Wochenspruch

Worte zum Tag

Advent - diesmal anders?

15.12.2013

Zobel-100px„Ob ich es wohl dieses Mal schaffe“, sagte die Frau und schaute mich fragend an, „aber ich will es wieder versuchen“, fuhr sie fort, als ich ihr den Kalender „Der Andere Advent“ überreichte. „Die letzten Jahre wollte ich immer wieder bewusst diese Wochen vor Weihnachten leben – mir bewusst jeden Tag eine kleine, eine besinnliche Zeit nehmen. Irgendetwas hat mich immer daran gehindert. Doch dieses Mal soll mir der Kalender als Begleiter dabei helfen.“ Die Adventszeit sei nicht eine Zeit wie jede andere.

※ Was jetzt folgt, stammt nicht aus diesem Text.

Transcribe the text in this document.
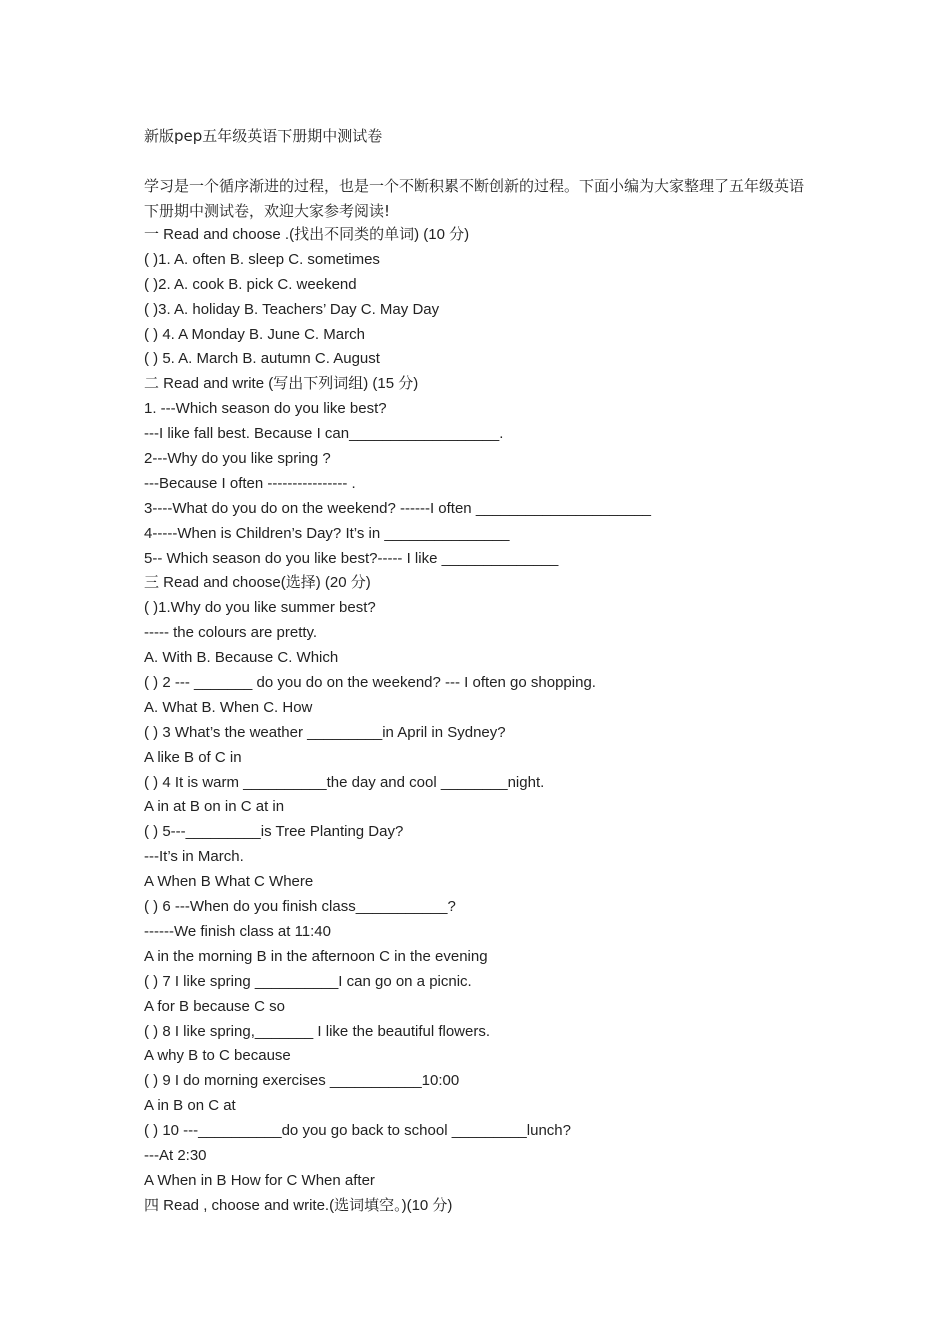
新版pep五年级英语下册期中测试卷
学习是一个循序渐进的过程，也是一个不断积累不断创新的过程。下面小编为大家整理了五年级英语下册期中测试卷，欢迎大家参考阅读!
一 Read and choose .(找出不同类的单词) (10 分)
( )1. A. often B. sleep C. sometimes
( )2. A. cook B. pick C. weekend
( )3. A. holiday B. Teachers’ Day C. May Day
( ) 4. A Monday B. June C. March
( ) 5. A. March B. autumn C. August
二 Read and write (写出下列词组) (15 分)
1. ---Which season do you like best?
---I like fall best. Because I can__________________.
2---Why do you like spring ?
---Because I often ---------------- .
3----What do you do on the weekend? ------I often _____________________
4-----When is Children’s Day? It’s in _______________
5-- Which season do you like best?----- I like ______________
三 Read and choose(选择) (20 分)
( )1.Why do you like summer best?
----- the colours are pretty.
A. With B. Because C. Which
( ) 2 --- _______ do you do on the weekend? --- I often go shopping.
A. What B. When C. How
( ) 3 What’s the weather _________in April in Sydney?
A like B of C in
( ) 4 It is warm __________the day and cool ________night.
A in at B on in C at in
( ) 5---_________is Tree Planting Day?
---It’s in March.
A When B What C Where
( ) 6 ---When do you finish class___________?
------We finish class at 11:40
A in the morning B in the afternoon C in the evening
( ) 7 I like spring __________I can go on a picnic.
A for B because C so
( ) 8 I like spring,_______ I like the beautiful flowers.
A why B to C because
( ) 9 I do morning exercises ___________10:00
A in B on C at
( ) 10 ---__________do you go back to school _________lunch?
---At 2:30
A When in B How for C When after
四 Read , choose and write.(选词填空。)(10 分)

Und dann erzählte sie, wie sie diese umtriebige Adventszeit auch liebt: die geschmückten Innenstädte, der Lichterglanz in den schon so früh dunklen Straßen, die Märkte mit den Verkaufsständen und auch der Duft von Apfelpunsch und Glühwein. Sie fand es auch gar nicht so schlimm, dass es etwas hektischer zugeht, auch die Suche nach Geschenken hat sie nicht abgeschreckt. „Im Gegenteil“, sagte sie und es huschte ein Lächeln über ihr Gesicht, „ ich freue mich schon jetzt darauf, beschenkt zu werden.“

Dann erzählte sie plötzlich von früher. In Ihrer Kindheit habe es natürlich einen Adventskranz gegeben: „sehr nüchtern geschmückt, nur mit Kerzen, ohne Schickschnack“, wie sie sich ausdrückte. Das Ungewöhnliche in ihrer Familie sei gewesen, dass jedes Kind in der Adventszeit außerdem ein eigenes Licht hatte, der eine eine Kerze in der Hand eines Engels, die andere einen Nikolaus, der Dritte einen Tannenbaum, so etwas wie Wegweiser zum Fest. „Es müssen Laubsägearbeiten gewesen sein, bunt angemalt, die Adventszeit ohne diese Leuchter für uns Kinder, das ging gar nicht!“

AdventIch weiß nicht, ob es heute noch Familien gibt, die diesen Brauch üben – doch wie gut, dass es solch einprägsame Erinnerung gibt! Denn heute haben es besondere Zeichen wirklich nicht leicht, vernommen zu werden.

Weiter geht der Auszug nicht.